There was another knock on the door. Remus opened it, murmured to someone, then turned back. He didn't look directly at us again. "London is out here, too. He's Belle Morte's line, isn't he?"



"Yes," Elinore said, "he is."



"So what, I feed the ardeur, and then they tell us how attracted they are to it?"



"It is a way of testing without impinging too far upon your morals," Elinore said.



"Just have sex in a room while a bunch of men watch, right?"
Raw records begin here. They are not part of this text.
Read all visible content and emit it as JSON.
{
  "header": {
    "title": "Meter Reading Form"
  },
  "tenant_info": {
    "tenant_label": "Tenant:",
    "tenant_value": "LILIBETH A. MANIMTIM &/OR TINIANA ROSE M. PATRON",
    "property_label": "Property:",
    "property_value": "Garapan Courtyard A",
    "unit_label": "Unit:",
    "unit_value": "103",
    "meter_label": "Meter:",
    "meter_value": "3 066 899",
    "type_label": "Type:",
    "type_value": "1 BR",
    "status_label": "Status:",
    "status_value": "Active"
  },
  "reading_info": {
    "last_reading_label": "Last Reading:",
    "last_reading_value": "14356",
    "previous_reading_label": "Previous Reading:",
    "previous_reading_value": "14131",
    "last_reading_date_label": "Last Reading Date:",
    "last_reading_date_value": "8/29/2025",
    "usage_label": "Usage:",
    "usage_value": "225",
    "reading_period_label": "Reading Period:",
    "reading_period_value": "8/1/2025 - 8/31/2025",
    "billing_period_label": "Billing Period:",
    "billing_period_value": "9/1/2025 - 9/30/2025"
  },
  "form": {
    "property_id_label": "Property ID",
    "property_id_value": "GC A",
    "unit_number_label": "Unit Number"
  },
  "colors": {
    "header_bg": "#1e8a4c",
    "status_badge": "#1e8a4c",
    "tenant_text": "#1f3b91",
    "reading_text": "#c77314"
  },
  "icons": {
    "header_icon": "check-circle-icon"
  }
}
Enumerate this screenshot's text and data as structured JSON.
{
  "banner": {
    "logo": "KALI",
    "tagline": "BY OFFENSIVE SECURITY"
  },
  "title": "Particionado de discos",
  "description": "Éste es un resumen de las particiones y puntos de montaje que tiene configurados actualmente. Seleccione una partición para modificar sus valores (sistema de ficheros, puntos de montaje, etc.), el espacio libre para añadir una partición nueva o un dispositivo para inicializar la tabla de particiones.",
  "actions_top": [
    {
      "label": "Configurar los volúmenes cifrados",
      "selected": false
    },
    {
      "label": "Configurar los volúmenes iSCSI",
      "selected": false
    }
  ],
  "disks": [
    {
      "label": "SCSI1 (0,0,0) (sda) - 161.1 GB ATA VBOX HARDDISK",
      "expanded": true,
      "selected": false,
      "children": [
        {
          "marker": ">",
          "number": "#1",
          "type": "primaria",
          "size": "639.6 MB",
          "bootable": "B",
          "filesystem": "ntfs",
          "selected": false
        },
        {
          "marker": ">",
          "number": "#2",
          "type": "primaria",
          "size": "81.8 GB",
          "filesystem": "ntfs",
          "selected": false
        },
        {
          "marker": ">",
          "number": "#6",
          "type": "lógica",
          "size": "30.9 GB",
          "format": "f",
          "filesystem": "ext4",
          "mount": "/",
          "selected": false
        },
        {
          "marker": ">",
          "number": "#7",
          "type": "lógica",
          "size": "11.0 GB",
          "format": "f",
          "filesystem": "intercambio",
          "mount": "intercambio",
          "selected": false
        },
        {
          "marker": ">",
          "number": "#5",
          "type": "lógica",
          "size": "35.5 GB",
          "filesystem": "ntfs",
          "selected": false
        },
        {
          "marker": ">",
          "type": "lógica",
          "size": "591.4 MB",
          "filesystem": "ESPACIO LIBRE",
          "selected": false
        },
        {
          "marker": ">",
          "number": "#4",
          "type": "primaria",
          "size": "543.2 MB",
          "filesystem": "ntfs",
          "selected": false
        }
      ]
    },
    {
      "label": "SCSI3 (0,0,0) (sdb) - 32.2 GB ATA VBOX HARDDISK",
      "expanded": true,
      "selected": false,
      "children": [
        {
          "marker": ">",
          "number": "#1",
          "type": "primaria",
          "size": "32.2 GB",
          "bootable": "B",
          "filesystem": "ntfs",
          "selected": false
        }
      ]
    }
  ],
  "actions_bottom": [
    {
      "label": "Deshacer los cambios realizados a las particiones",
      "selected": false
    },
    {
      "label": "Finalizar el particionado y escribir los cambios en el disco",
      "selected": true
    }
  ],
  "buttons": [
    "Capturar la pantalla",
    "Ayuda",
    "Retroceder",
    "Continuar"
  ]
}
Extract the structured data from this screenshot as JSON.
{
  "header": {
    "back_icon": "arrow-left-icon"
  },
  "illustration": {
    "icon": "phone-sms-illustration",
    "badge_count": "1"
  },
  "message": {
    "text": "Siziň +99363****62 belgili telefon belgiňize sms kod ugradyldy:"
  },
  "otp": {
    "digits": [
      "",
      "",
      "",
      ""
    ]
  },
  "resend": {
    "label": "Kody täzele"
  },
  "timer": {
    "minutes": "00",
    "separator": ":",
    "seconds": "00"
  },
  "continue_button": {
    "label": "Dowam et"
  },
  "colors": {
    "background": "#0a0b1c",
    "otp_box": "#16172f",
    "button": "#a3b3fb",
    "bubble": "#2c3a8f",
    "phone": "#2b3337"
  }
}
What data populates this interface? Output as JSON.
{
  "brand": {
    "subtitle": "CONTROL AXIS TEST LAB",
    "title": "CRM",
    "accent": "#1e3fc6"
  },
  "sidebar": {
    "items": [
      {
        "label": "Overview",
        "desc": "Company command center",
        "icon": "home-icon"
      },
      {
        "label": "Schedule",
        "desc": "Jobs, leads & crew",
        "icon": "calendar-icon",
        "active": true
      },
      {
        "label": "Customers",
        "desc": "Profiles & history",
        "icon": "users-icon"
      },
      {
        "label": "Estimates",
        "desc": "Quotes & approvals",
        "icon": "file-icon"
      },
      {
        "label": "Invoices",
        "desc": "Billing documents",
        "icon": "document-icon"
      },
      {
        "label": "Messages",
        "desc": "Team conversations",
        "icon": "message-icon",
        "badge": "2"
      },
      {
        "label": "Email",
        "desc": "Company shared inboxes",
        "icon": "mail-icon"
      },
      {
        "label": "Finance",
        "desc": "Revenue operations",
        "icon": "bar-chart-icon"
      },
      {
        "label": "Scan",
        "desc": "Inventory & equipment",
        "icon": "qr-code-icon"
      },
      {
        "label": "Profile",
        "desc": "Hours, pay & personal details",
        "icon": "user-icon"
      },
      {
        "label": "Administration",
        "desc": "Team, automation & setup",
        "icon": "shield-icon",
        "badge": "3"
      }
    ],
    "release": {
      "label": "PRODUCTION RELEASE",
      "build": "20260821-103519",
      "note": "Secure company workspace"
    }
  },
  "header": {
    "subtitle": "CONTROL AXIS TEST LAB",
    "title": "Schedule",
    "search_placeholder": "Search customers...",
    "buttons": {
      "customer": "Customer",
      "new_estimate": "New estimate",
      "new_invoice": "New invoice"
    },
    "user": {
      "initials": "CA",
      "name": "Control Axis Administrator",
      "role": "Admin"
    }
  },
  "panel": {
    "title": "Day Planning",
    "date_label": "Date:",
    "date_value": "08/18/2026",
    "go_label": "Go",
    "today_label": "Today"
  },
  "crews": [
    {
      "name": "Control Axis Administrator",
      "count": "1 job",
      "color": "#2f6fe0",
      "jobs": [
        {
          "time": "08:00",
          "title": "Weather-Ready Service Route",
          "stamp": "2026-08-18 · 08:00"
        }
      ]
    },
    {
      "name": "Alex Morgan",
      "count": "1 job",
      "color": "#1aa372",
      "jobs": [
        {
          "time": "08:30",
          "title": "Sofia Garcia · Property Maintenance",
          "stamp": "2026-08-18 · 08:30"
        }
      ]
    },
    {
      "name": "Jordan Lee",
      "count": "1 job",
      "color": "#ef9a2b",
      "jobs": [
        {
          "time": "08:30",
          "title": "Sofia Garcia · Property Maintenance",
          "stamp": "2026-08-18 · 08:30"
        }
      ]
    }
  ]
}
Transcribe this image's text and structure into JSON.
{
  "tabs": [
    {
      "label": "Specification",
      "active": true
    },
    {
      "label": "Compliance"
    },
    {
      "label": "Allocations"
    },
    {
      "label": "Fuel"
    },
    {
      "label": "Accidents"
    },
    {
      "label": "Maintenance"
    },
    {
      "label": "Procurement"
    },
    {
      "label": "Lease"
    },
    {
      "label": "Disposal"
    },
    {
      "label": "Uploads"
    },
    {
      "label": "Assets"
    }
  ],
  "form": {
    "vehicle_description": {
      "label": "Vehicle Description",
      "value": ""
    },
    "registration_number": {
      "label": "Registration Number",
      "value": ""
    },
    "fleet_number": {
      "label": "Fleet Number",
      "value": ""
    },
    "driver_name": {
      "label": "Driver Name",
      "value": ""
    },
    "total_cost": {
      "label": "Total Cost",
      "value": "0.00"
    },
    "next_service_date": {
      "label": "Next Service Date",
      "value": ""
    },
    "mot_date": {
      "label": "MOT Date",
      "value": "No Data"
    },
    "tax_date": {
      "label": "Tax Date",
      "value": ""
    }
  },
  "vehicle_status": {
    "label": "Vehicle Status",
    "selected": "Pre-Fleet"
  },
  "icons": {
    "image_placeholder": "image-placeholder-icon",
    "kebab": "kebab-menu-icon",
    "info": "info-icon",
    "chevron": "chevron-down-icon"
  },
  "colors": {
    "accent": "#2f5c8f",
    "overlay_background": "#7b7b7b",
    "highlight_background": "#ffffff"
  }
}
Jean-Claude shook his head and smiled. "Simply feed the ardeur, ma petite. It does not have to be sex, if you do not wish it."



"It seems a shame to raise the ardeur on purpose when I'm not hungry," I said.



He sighed. "Yes, it does, but it is far better to raise it now, when we can control it, than later, when visitors have arrived, and we cannot."



Put that way, it made sense, but... "Who do I feed from?" I asked.



He gestured to Requiem. "The damage is already done to him."



"Great, now I'm damage," I said.



"And feeding from blood as powerful as yours will help him speed his healing."



That was true, but... "Fine, but only if you explain the parameters of the experiment to everyone. They have to agree to it, or I won't do it."



"Of course, ma petite, I would not have it any other way." I looked into that beautiful, unreadable face, and was almost a hundred percent certain he was lying.